In terms of politics, it seems to me that the trend is the key question with news like this:
According to Bloomberg’s U.S. State Innovation Index, California and Massachusetts are ranked first and second respectively, but Rhode Island was in steep decline over the past three years.
Rhode Island is ranked 23rd in the 2019 ranking — far behind Connecticut which is ranked fourth. Most concerning is that Rhode Island fell seven positions in the ranking from the 2016 Index — the last time Bloomberg released the Index for innovation.
Now, Rhode Island is the second lowest ranked in New England — only Maine is ranked lower at #41.
This is the opposite of what ought to be happening if we have a governor who prioritizes and understands innovation. We’ve long been able to observe as job and employment growth has slowed under Governor Gina Raimondo, and it’s turned into job and employment loss. Now, even contrived ratings for innovation are showing a decrease in strength in a metric that the governor ought to be able to present as contrary evidence to the broader employment data if her method of economic development worked.
Read further down the GoLocalProv article linked above, and you’ll see the usual talk from government insiders presenting all the wrong metrics.
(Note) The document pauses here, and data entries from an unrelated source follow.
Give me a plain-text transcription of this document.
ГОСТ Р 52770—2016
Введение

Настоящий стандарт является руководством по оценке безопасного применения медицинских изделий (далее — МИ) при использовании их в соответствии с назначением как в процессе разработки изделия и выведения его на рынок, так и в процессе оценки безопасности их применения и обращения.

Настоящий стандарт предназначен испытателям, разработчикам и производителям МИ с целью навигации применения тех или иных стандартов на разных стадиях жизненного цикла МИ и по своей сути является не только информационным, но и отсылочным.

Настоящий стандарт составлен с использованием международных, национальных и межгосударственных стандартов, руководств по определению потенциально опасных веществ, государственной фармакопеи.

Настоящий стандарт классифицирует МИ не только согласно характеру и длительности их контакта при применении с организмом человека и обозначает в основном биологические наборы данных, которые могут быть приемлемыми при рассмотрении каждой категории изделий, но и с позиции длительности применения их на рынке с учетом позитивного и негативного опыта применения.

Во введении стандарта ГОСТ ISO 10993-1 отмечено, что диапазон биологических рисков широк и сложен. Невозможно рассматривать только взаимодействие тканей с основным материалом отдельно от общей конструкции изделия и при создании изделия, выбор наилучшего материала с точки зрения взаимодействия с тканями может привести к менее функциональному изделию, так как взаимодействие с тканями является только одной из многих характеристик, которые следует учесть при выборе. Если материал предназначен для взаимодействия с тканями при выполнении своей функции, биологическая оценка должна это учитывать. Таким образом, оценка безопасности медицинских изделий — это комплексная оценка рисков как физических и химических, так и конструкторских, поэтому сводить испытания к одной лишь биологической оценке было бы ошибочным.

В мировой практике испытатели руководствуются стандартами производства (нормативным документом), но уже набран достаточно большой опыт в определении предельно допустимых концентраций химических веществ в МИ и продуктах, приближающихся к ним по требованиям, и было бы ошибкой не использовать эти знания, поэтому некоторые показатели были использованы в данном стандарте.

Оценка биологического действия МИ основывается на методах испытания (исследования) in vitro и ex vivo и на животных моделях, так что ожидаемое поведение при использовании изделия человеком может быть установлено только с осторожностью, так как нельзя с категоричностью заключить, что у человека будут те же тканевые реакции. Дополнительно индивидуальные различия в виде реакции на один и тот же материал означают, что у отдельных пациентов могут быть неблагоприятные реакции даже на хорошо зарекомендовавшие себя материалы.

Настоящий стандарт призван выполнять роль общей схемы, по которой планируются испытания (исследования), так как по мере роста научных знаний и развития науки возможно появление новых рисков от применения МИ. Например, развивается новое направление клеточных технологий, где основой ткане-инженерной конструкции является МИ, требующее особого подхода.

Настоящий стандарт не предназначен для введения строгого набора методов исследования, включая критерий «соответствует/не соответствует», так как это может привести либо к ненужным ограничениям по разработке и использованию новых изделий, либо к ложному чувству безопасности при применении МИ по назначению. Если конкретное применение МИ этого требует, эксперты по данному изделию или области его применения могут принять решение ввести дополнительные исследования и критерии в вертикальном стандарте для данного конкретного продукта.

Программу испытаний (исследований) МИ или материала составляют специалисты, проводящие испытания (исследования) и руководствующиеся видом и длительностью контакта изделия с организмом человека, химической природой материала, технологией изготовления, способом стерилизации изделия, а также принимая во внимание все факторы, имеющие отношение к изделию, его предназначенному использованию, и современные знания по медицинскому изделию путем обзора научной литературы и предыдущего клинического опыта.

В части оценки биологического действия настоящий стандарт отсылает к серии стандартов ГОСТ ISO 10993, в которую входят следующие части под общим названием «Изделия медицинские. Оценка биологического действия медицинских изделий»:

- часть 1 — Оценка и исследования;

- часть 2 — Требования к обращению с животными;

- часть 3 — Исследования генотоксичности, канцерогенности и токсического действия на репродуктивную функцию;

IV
It’s always about how much money the government is managing to spend.
Raimondo somehow managed to get herself reelected, so Rhode Islanders shouldn’t expect much change in execution over the next four years. The General Assembly, for its part, has been mainly intent on showing its fealty to organized labor.
Looking out over the landscape, the most depressing deficit is the lack of somebody to be a leading light of opposition. In a system doing this poorly, people ought to be emerging in unexpected places to provide the right answers to a growing population of malcontents. Where are they?